すごくありますね。仕事も楽しいし、バスケも楽しい。体力的には確かにつらいですけれど、今が一番楽しい時でもあります。魚井さんはそんな私たちの環境を知っているから「好きに攻めていいぞ」と言ってくれます。まあ、私はよく怒られるんですけど(笑)

——今後の課題と目標を聞かせてください。

最終的には4位でしたけれど、来シーズンは「頑張ればイケる!」という手応えが出てきました。今シーズンの悔しさを忘れずに来シーズンはもっと上を目指したいです。自分としては、持ち味のスピードを出しつつ、この歳(2月に27歳になる)でももっと上達して成長したいと思っています。自分はセンスがまったくないので、巧さを身につけたいんですよ。これは永遠の課題です。

質問コーナー(ホームページに寄せられた質問にお答えします!)

●仕事や練習時間など、日常の生活スタイルを教えてください。

私は「本店損害サービス部海外旅行保険損害サービス課」に所属しています。仕事は9時から5時までで、練習のない日は7〜8時くらいまで残業しています(この日、午後6時からのインタビューのあと、再び仕事場に戻った小林選手でした)。練習は火・木・土・日曜で水曜が自主練。シーズン中は土日のどちらかが試合になります。仕事のあと食事をとり、丸の内のオフィスから体育館のある石神井まで1時間くらいかけて移動します。午後7時15分から9時過ぎまで全体練習。個人練習をして10時頃に体育館に出て帰宅というのが1日のパターンです。私は体育館から実家が近いからいいのですが、中には家が遠くて帰宅すると12時近くになっちゃう選手もいますね。

●仕事にバスケにとお忙しそうですが、自分の時間はありますか?

ほとんどないですね。家を出てから帰るまで仕事とバスケのみ。シーズンオフだと、仕事も練習もない日というのが月に一度くらいありますけど。リーグに入ってからは日曜が試合の場合でも月曜は出勤します。土曜が試合だと日曜が休みになります。オフの日は疲れてずっと寝ているか、元気がある時は買い物に行きます。今の生活だと自分の時間を有効に使う時間はないですけど、充実しているので満足しています。

●コートネーム「コウ」の由来は何ですか?

速攻の「コウ」、攻撃の「コウ」です。

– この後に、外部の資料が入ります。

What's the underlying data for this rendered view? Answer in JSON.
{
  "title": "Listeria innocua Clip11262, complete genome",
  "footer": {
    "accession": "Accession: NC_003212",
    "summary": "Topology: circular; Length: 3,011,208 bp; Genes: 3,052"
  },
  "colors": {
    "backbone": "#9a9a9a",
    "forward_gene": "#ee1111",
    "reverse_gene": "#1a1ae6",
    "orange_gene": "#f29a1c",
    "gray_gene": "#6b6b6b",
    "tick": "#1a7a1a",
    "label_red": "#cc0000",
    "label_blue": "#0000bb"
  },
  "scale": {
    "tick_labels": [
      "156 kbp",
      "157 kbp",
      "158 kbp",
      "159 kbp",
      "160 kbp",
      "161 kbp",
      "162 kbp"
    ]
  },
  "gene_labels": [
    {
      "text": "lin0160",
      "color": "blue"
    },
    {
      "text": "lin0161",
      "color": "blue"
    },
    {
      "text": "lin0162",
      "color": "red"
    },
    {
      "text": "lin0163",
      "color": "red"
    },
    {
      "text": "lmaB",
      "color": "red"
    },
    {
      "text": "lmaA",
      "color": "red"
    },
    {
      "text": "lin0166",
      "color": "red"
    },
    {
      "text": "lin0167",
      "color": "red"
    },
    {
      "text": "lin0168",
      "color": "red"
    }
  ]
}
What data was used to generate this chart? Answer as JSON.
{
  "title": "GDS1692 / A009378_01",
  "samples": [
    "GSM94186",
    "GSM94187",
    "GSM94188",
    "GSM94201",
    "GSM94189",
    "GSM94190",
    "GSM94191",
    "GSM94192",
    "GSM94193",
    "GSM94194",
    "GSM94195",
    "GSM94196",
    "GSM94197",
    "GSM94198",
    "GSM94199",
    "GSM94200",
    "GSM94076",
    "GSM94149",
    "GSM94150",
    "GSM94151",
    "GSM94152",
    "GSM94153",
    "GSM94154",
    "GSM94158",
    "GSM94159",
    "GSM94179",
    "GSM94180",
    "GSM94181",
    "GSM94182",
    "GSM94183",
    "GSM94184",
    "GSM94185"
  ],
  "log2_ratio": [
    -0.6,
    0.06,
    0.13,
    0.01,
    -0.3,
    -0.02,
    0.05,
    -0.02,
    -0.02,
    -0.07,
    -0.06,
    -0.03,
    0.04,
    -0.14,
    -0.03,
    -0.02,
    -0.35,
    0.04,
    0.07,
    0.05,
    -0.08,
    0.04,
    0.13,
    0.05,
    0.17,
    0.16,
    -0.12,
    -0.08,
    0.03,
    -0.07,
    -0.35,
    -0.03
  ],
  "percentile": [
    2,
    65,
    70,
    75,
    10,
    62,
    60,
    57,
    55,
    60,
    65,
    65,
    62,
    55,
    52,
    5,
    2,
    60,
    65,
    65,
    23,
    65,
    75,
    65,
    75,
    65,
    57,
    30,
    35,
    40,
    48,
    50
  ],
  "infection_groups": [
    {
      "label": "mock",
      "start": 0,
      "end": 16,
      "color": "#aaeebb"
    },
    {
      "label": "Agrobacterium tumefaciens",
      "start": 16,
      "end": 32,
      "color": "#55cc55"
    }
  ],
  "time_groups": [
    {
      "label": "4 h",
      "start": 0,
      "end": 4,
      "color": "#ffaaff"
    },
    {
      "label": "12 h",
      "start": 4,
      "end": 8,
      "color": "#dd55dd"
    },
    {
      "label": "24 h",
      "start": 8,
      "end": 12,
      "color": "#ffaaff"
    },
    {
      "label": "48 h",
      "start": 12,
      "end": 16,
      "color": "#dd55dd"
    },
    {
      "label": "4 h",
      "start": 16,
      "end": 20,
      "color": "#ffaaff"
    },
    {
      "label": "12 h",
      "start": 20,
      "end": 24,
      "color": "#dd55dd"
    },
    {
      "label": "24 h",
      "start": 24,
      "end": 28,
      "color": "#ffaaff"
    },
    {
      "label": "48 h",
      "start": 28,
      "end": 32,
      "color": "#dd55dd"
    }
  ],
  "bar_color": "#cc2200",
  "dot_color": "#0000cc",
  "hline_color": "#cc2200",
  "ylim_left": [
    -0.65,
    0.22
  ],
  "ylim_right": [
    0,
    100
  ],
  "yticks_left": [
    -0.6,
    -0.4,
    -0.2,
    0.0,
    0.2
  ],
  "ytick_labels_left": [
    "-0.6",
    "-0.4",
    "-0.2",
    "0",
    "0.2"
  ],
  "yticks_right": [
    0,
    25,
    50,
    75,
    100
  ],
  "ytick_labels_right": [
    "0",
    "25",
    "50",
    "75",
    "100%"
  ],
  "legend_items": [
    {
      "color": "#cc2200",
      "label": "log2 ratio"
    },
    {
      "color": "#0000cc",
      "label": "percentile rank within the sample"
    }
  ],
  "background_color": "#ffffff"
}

大学でつけてもらいました。高校の時は小林の「コバ」でした(笑)

●憧れの選手はいますか? 仲のいい選手は誰ですか?

憧れはビッグブルーのOGである松本雅代さん。同じ埼玉出身、同じ大学の先輩で、ずっと活躍を見てきて、本当にすごい人だったので尊敬しています。今もいろいろと相談に乗ってもらっています。岩水さんや、高校の先輩である小堺みさき(元富士通)さんも憧れです。チームでは宮本(美希)さん。練習でも試合でも宮本さんが率先して引っ張ってくれます。仲良しは同期の森光(曜子)さん。今年キャプテンをやってみて、(昨シーズンキャプテンだった)森光さんの苦労がわかりました。

●これだけは譲れない「こだわり」はありますか?

洋服が好き。買い物が好きです。雑誌を見て「次はこれ買いたい〜」と思っている瞬間が好きです(笑)。あとはヤクルト飲料に凝っています。ヤクルトを飲むとお腹の調子がいいんですよ。あっ! あと、アサイを毎日飲んでいます。アサイって知ってますか? 南米の果物で鉄分、カルシウム、食物繊維が豊富なんです。鉄分がいっぱい入っているので、貧血気味の人にはお薦めですよ。